For loading from files or applying custom transformations, create a custom dataset:

image_dataset <- dataset(
  initialize = function(data_dir, transform = NULL) {
    self$files <- list.files(data_dir, pattern = "\\.jpg$", full.names = TRUE)
    self$transform <- transform
  },
  
  .getitem = function(i) {
    img_path <- self$files[i]
    img <- jpeg::readJPEG(img_path)
    img_tensor <- torch_tensor(img)$permute(c(3, 1, 2))  # HWC to CHW
    
    if (!is.null(self$transform)) {
      img_tensor <- self$transform(img_tensor)
    }
    
    list(x = img_tensor, y = self$get_label(img_path))
  },
  
  .length = function() {
    length(self$files)
  }
)

Data Augmentation

For image classification, apply augmentations during training:

augment <- function(x) {
  # Random horizontal flip
  if (runif(1) > 0.5) {
    x <- x[, , , flip(x$size(4):1)]
  }
  # Random crop
  # ... (more augmentations)
  x
}

Saving and Loading Models

Model persistence enables checkpointing during training and deployment:

# Save entire model (includes architecture)
torch_save(model, "model.pt")

# Save only state dict (recommended — architecture separate)
torch_save(model$state_dict(), "model_state.pt")

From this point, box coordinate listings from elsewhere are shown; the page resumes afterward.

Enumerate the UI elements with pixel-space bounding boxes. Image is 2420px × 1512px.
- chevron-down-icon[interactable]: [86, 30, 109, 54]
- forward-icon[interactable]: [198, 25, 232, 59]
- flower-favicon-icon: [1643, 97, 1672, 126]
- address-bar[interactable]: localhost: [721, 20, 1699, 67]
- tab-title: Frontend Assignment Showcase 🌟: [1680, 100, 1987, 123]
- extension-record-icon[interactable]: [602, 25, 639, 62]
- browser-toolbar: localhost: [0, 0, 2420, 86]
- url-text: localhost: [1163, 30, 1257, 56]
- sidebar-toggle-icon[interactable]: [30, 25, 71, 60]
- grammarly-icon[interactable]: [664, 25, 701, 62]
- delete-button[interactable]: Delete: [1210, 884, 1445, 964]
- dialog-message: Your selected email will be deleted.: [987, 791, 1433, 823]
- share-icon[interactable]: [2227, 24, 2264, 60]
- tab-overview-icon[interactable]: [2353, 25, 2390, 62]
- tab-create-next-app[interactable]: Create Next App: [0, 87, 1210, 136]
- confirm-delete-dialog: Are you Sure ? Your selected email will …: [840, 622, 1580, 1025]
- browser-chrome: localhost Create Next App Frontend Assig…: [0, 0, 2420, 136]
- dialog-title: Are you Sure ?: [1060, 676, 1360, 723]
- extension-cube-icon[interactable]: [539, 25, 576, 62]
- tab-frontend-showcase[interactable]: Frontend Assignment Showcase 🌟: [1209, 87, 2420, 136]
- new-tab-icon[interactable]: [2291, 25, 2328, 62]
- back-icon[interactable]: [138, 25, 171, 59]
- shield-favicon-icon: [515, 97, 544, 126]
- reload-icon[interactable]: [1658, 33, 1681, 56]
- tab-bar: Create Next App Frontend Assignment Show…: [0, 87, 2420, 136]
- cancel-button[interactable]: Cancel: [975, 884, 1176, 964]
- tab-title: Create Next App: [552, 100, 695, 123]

# Save checkpoint (includes optimizer state for resuming)
checkpoint <- list(
  epoch = epoch,
  model_state_dict = model$state_dict(),
  optimizer_state_dict = optimizer$state_dict(),
  loss = loss
)
torch_save(checkpoint, "checkpoint.pt")

# Load model
model <- nn_sequential(nn_linear(10, 32), nn_relu(), nn_linear(32, 1))
model$load_state_dict(torch_load("model_state.pt"))
model$eval()

# Load checkpoint and resume
checkpoint <- torch_load("checkpoint.pt")
model$load_state_dict(checkpoint$model_state_dict)
optimizer$load_state_dict(checkpoint$optimizer_dict)
start_epoch <- checkpoint$epoch + 1

Summary

The torch package brings PyTorch’s deep learning capabilities to R, enabling you to:

  • Create tensors — the fundamental building blocks for all computations, with full GPU support
  • Build neural networks — using predefined modules like nn_linear and nn_conv2d, or custom architectures via nn_module()
  • Train models — with flexible training loops, diverse loss functions, and various optimizers
  • Use GPU acceleration — for significant speedups on large-scale problems, with mixed precision for modern hardware

The API closely mirrors PyTorch’s Python interface, making it straightforward to adapt Python deep learning code or follow PyTorch tutorials while working in R. The main differences are R’s 1-based indexing and the pipe operator %>% (or R’s native |> in R 4.1+) for chaining operations.

For production deployment, consider exporting trained models to ONNX format using torch::torch_save(model, ..., export = TRUE) for interoperability with other frameworks and deployment platforms.